Periods of heavy mountain snowfall will continue to slow down drivers today, Dec. 12, through tomorrow in the high elevations of the Pacific Northwest and Mountain West. More specifically, roads will be most treacherous in the Cascades of Washington state and Oregon, the Olympics of Washington state, the Rockies of Idaho, Montana, Wyoming and Colorado, and the Wasatch in Utah. FreightWaves has been reporting on this all week. The forecast hasn’t changed much since yesterday, except to add Colorado and California to the list of states in the storm’s crosshairs.
Totals exceeding 24 inches are likely in several of the tallest peaks, with many other areas seeing 12 to 24 inches. Some of the target routes include, but are not limited to, Stevens Pass (US-2), Snoqualmie Pass (I-90) and White Pass (US-12) in Washington state; Lookout Pass (I-90) on the Idaho-Montana border; Loveland Pass and the Eisenhower Tunnel (I-70) west of Denver; Dobson Pass in Idaho; and McKenzie and Santiam passes in Oregon. Other trouble spots will be Yellowstone and Mount St. Helens national parks. Blowing snow will create occasional whiteout conditions and potential roadblocks. Besides dangerous road conditions making travel risky for everyone, deadheading is a gamble due to the very gusty winds.
The storm should taper tomorrow, Dec. 13, except in the Rockies, where it will linger into Saturday, Dec. 14. Also, heavy snowfall will develop in the Sierra Nevada of eastern California tomorrow night into Saturday.

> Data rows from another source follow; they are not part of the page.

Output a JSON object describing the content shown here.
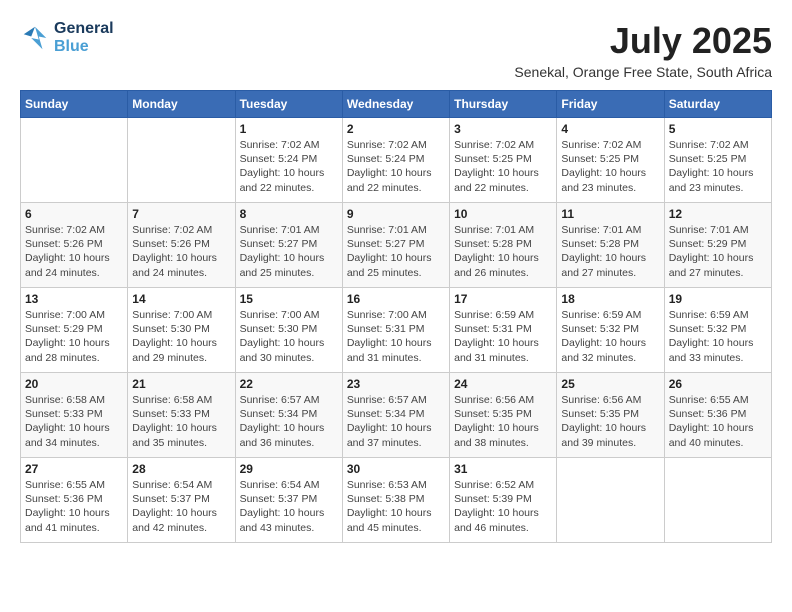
{
  "header": {
    "logo_line1": "General",
    "logo_line2": "Blue",
    "month_year": "July 2025",
    "location": "Senekal, Orange Free State, South Africa"
  },
  "weekdays": [
    "Sunday",
    "Monday",
    "Tuesday",
    "Wednesday",
    "Thursday",
    "Friday",
    "Saturday"
  ],
  "weeks": [
    [
      {
        "day": "",
        "info": ""
      },
      {
        "day": "",
        "info": ""
      },
      {
        "day": "1",
        "info": "Sunrise: 7:02 AM\nSunset: 5:24 PM\nDaylight: 10 hours\nand 22 minutes."
      },
      {
        "day": "2",
        "info": "Sunrise: 7:02 AM\nSunset: 5:24 PM\nDaylight: 10 hours\nand 22 minutes."
      },
      {
        "day": "3",
        "info": "Sunrise: 7:02 AM\nSunset: 5:25 PM\nDaylight: 10 hours\nand 22 minutes."
      },
      {
        "day": "4",
        "info": "Sunrise: 7:02 AM\nSunset: 5:25 PM\nDaylight: 10 hours\nand 23 minutes."
      },
      {
        "day": "5",
        "info": "Sunrise: 7:02 AM\nSunset: 5:25 PM\nDaylight: 10 hours\nand 23 minutes."
      }
    ],
    [
      {
        "day": "6",
        "info": "Sunrise: 7:02 AM\nSunset: 5:26 PM\nDaylight: 10 hours\nand 24 minutes."
      },
      {
        "day": "7",
        "info": "Sunrise: 7:02 AM\nSunset: 5:26 PM\nDaylight: 10 hours\nand 24 minutes."
      },
      {
        "day": "8",
        "info": "Sunrise: 7:01 AM\nSunset: 5:27 PM\nDaylight: 10 hours\nand 25 minutes."
      },
      {
        "day": "9",
        "info": "Sunrise: 7:01 AM\nSunset: 5:27 PM\nDaylight: 10 hours\nand 25 minutes."
      },
      {
        "day": "10",
        "info": "Sunrise: 7:01 AM\nSunset: 5:28 PM\nDaylight: 10 hours\nand 26 minutes."
      },
      {
        "day": "11",
        "info": "Sunrise: 7:01 AM\nSunset: 5:28 PM\nDaylight: 10 hours\nand 27 minutes."
      },
      {
        "day": "12",
        "info": "Sunrise: 7:01 AM\nSunset: 5:29 PM\nDaylight: 10 hours\nand 27 minutes."
      }
    ],
    [
      {
        "day": "13",
        "info": "Sunrise: 7:00 AM\nSunset: 5:29 PM\nDaylight: 10 hours\nand 28 minutes."
      },
      {
        "day": "14",
        "info": "Sunrise: 7:00 AM\nSunset: 5:30 PM\nDaylight: 10 hours\nand 29 minutes."
      },
      {
        "day": "15",
        "info": "Sunrise: 7:00 AM\nSunset: 5:30 PM\nDaylight: 10 hours\nand 30 minutes."
      },
      {
        "day": "16",
        "info": "Sunrise: 7:00 AM\nSunset: 5:31 PM\nDaylight: 10 hours\nand 31 minutes."
      },
      {
        "day": "17",
        "info": "Sunrise: 6:59 AM\nSunset: 5:31 PM\nDaylight: 10 hours\nand 31 minutes."
      },
      {
        "day": "18",
        "info": "Sunrise: 6:59 AM\nSunset: 5:32 PM\nDaylight: 10 hours\nand 32 minutes."
      },
      {
        "day": "19",
        "info": "Sunrise: 6:59 AM\nSunset: 5:32 PM\nDaylight: 10 hours\nand 33 minutes."
      }
    ],
    [
      {
        "day": "20",
        "info": "Sunrise: 6:58 AM\nSunset: 5:33 PM\nDaylight: 10 hours\nand 34 minutes."
      },
      {
        "day": "21",
        "info": "Sunrise: 6:58 AM\nSunset: 5:33 PM\nDaylight: 10 hours\nand 35 minutes."
      },
      {
        "day": "22",
        "info": "Sunrise: 6:57 AM\nSunset: 5:34 PM\nDaylight: 10 hours\nand 36 minutes."
      },
      {
        "day": "23",
        "info": "Sunrise: 6:57 AM\nSunset: 5:34 PM\nDaylight: 10 hours\nand 37 minutes."
      },
      {
        "day": "24",
        "info": "Sunrise: 6:56 AM\nSunset: 5:35 PM\nDaylight: 10 hours\nand 38 minutes."
      },
      {
        "day": "25",
        "info": "Sunrise: 6:56 AM\nSunset: 5:35 PM\nDaylight: 10 hours\nand 39 minutes."
      },
      {
        "day": "26",
        "info": "Sunrise: 6:55 AM\nSunset: 5:36 PM\nDaylight: 10 hours\nand 40 minutes."
      }
    ],
    [
      {
        "day": "27",
        "info": "Sunrise: 6:55 AM\nSunset: 5:36 PM\nDaylight: 10 hours\nand 41 minutes."
      },
      {
        "day": "28",
        "info": "Sunrise: 6:54 AM\nSunset: 5:37 PM\nDaylight: 10 hours\nand 42 minutes."
      },
      {
        "day": "29",
        "info": "Sunrise: 6:54 AM\nSunset: 5:37 PM\nDaylight: 10 hours\nand 43 minutes."
      },
      {
        "day": "30",
        "info": "Sunrise: 6:53 AM\nSunset: 5:38 PM\nDaylight: 10 hours\nand 45 minutes."
      },
      {
        "day": "31",
        "info": "Sunrise: 6:52 AM\nSunset: 5:39 PM\nDaylight: 10 hours\nand 46 minutes."
      },
      {
        "day": "",
        "info": ""
      },
      {
        "day": "",
        "info": ""
      }
    ]
  ]
}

Shippers may experience delays of air cargo to and from Denver International Airport (ICAO code: DEN), Great Falls International Airport (ICAO code: GTF) and Salt Lake City International Airport (ICAO code: SLC). Customers should also expect delays of any freight on Union Pacific (NYSE: UNP) and BNSF (NYSE: BRK.A) railroads through the Pacific Northwest and Mountain West regions.
Other areas of snowfall today, Dec. 12
Look for more snowfall from Duluth and Minneapolis, Minnesota to Green Bay, Wisconsin, the Upper Peninsula (UP) of Michigan and northern lower Michigan thanks to a low-pressure system. Delays are likely on I-41, I-43 and I-75. The highest accumulations of 5 to 8 inches will pile up in far northeastern Wisconsin and southern portions of Michigan’s UP. This storm should fade later today and this evening, except for some lingering lake effect snowfall in downwind locations. Another batch of potentially heavy snowfall could return to the region tomorrow.
Freezing rain and icy conditions will develop overnight into Friday, Dec. 13, in the southern and central Appalachians. This will affect the I-40, I-64 and I-85 corridors from western North Carolina to southern Virginia and eastern West Virginia. This includes Asheville, Boone, Winston-Salem and the western and northern Charlotte suburbs in North Carolina; Roanoke and Lynchburg, Virginia; and Beckley, West Virginia. Two-tenths of an inch of ice accumulations in the mountains will make roads extremely hazardous and could weigh down utility lines, leading to power outages and roadblocks.
Because of extremely gusty winds and a high risk of blowovers, the Wyoming Department of Transportation has been closing portions of I-80 and I-25 to light, high-profile vehicles in the southeastern part of the state. Gusts from the west will reach 60 mph or stronger today and tomorrow.
Have a great day, and be careful out there!